Na região semiárida do Brasil, que compreende os nove Estados do Nordeste e o norte de Minas Gerais, estão localizados 90% dos municípios com maior número de residências permanentemente fechadas, de acordo com os dados do Censo Demográfico de 2022. Além disso, o levantamento também indica que o crescimento populacional do semiárido de 3,7% ficou abaixo da média nacional de 6,5%.
Jurandyr Ross, geógrafo e professor do Departamento de Geografia da Faculdade de Filosofia, Letras e Ciências Humanas (FFLCH) da USP, explica que o fenômeno no semiárido não tem relação direta com as mudanças climáticas. “A ocupação do seminário vem sofrendo, ao longo do tempo, um certo esvaziamento demográfico, que é crônico e que está relacionado com questões sociais”, esclarece o geógrafo.
Principais causas
O processo demográfico diagnosticado com os dados do Censo 2022 é apontado por Ross como continuidade de uma tendência causada pelas condições climáticas do semiárido e dificuldades socioeconômicas. Dessa forma, o geógrafo comenta que a busca por estudo e trabalho incentiva o deslocamento populacional interno para regiões com maiores oportunidades e, consequentemente, os números de residências permanentemente fechadas na região.
“O clima em si dificulta as atividades agrícolas, mas também há outras questões, como os pontos de atração para os jovens em cidades litorâneas em função do emprego relacionado ao desenvolvimento do turismo”, discorre Ross. Além disso, o geógrafo menciona que as migrações também se destinam para o Centro-Oeste, Amazônia e Pará em busca de trabalho.
Histórico
A região semiárida, mais especificamente a nordestina, é extremamente marcada por movimentos migratórios, tanto permanentes quanto temporários. Ross nota, todavia, que nos últimos anos a população rural, sobretudo os idosos e crianças sem pais, ou seja, aqueles que não possuem condições de irem para os polos de atração, tem deixado suas residências para viver em pequenas vila ou cidades.

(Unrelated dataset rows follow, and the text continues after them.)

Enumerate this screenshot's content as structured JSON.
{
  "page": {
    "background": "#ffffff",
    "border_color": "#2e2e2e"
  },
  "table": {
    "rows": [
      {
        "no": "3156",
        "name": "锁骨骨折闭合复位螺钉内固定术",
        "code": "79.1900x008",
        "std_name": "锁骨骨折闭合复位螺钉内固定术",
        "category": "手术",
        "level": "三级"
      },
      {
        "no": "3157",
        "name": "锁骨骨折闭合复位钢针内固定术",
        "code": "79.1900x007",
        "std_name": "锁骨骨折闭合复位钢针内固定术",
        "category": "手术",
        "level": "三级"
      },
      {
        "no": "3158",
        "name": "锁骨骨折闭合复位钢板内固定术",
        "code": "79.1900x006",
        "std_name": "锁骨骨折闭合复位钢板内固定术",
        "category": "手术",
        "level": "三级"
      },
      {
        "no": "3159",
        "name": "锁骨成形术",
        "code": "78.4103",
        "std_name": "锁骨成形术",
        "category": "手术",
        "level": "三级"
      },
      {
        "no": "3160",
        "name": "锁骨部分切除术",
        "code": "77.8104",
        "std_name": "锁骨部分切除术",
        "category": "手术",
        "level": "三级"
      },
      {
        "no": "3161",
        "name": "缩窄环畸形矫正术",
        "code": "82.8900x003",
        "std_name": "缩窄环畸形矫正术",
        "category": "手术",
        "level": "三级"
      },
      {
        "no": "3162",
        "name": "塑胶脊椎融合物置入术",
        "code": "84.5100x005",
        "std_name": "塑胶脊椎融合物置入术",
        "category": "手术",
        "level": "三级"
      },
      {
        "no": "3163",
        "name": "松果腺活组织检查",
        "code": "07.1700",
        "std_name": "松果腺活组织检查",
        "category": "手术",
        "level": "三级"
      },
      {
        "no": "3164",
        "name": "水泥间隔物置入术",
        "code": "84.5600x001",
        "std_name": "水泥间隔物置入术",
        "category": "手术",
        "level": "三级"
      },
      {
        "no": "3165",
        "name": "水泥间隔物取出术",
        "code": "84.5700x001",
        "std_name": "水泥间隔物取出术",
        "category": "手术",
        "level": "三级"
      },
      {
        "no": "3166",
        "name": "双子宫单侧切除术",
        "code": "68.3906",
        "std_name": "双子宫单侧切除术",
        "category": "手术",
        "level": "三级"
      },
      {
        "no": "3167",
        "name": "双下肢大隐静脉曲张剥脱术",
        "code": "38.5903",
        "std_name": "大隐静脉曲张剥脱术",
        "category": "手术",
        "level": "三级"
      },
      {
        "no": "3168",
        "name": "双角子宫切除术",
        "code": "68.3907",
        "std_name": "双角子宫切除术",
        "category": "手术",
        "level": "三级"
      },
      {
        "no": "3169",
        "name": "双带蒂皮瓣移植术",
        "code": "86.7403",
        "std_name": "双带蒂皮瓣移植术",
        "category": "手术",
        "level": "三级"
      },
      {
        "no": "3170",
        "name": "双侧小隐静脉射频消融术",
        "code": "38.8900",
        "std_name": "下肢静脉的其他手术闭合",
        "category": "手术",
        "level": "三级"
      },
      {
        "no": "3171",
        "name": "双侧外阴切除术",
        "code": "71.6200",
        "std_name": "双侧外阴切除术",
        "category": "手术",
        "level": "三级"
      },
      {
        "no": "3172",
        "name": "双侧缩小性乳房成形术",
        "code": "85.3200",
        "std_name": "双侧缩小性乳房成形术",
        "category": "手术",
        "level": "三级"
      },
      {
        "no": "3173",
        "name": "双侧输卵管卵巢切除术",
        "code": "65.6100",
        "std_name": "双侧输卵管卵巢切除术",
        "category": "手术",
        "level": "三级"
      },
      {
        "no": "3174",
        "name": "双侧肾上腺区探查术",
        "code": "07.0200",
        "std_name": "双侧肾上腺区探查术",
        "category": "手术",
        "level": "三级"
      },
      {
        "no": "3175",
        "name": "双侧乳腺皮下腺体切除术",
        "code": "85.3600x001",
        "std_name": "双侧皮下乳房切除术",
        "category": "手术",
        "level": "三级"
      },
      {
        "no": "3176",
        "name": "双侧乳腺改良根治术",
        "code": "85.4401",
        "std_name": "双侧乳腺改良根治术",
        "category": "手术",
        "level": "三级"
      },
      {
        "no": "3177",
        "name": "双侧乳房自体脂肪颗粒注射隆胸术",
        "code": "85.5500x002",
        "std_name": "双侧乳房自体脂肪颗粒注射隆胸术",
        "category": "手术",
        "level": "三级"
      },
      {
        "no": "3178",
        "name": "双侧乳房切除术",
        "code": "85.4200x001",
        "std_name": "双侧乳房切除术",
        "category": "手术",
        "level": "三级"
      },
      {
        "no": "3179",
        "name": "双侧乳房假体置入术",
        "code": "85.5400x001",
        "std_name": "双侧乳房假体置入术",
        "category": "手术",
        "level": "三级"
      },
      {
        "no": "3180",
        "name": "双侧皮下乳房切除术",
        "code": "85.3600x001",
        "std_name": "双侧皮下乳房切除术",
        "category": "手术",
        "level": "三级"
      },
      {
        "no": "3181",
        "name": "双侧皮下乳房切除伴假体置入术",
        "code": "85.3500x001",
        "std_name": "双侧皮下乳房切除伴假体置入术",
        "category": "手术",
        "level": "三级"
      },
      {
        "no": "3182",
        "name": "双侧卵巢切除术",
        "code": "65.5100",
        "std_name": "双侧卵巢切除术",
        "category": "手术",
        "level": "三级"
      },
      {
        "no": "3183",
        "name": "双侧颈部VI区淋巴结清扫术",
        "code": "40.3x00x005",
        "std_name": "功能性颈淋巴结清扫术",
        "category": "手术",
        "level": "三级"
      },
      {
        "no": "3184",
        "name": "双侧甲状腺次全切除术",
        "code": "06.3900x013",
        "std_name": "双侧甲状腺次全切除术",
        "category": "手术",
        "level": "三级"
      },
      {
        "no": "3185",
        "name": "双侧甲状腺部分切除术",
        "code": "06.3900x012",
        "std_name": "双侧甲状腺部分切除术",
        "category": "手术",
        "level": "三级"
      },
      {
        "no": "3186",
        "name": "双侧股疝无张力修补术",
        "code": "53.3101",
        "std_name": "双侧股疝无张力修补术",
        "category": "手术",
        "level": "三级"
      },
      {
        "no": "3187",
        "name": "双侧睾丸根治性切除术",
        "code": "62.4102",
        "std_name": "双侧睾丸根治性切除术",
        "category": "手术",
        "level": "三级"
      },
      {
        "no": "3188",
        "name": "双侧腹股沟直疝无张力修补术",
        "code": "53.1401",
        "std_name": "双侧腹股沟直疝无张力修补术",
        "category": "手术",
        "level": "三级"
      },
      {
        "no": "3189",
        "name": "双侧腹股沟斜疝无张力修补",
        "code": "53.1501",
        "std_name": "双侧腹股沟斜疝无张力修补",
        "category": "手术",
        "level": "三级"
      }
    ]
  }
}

“Aqueles fluxos tradicionais do Nordeste para o Rio de Janeiro, São Paulo e Belo Horizonte, ou seja, para cidades grandes do Sudeste, é um fluxo que acredito que não seja o mais importante hoje”, afirma Ross ao justificar que não existem tantas oportunidades de trabalho. Nesse cenário, a população se dedica à economia informal em suas próprias localidades. Como exemplo, o geógrafo menciona as comunidades que se estabelecem ao longo de estradas e se desenvolvem a partir de atividades comerciais das mais diversas com caminhoneiros que atravessam a área.
As políticas assistencialistas também acompanham o histórico da região semiárida, como o Bolsa Família, Bolsa Gás, entre outros. O geógrafo explica que tais políticas, apesar de contribuírem para a melhora da condição de vida das pessoas, apresentam um impacto limitado e precisam estar acompanhadas de mudanças nas políticas públicas voltadas para a saúde, educação e moradia.
Perspectivas
Apesar de o fenômeno demográfico atual não ter relação direta com a emergência climática, os efeitos deste a longo prazo podem potencializar o esvaziamento da região semiárida. De acordo com Paulo Artaxo, professor titular do Departamento de Física Aplicada da USP, a mudança climática já está intensificando o aumento das temperaturas e a redução da precipitação.
Além disso, o professor indica que a região do semiárido brasileiro é particularmente sensível devido à sua localização tropical e a muitas áreas urbanas, como Teresina. Com as mudanças climáticas, Artaxo aponta que a previsão de alterações de temperatura variam de 4ºC a 4,5ºC. “Assim, onde o verão já acontece a temperaturas da ordem de 42 graus, quando essas temperaturas atingirem, por exemplo, 48 ou 49 graus, o impacto será muito difícil nas atividades econômicas e na saúde da população da região”, alerta o professor.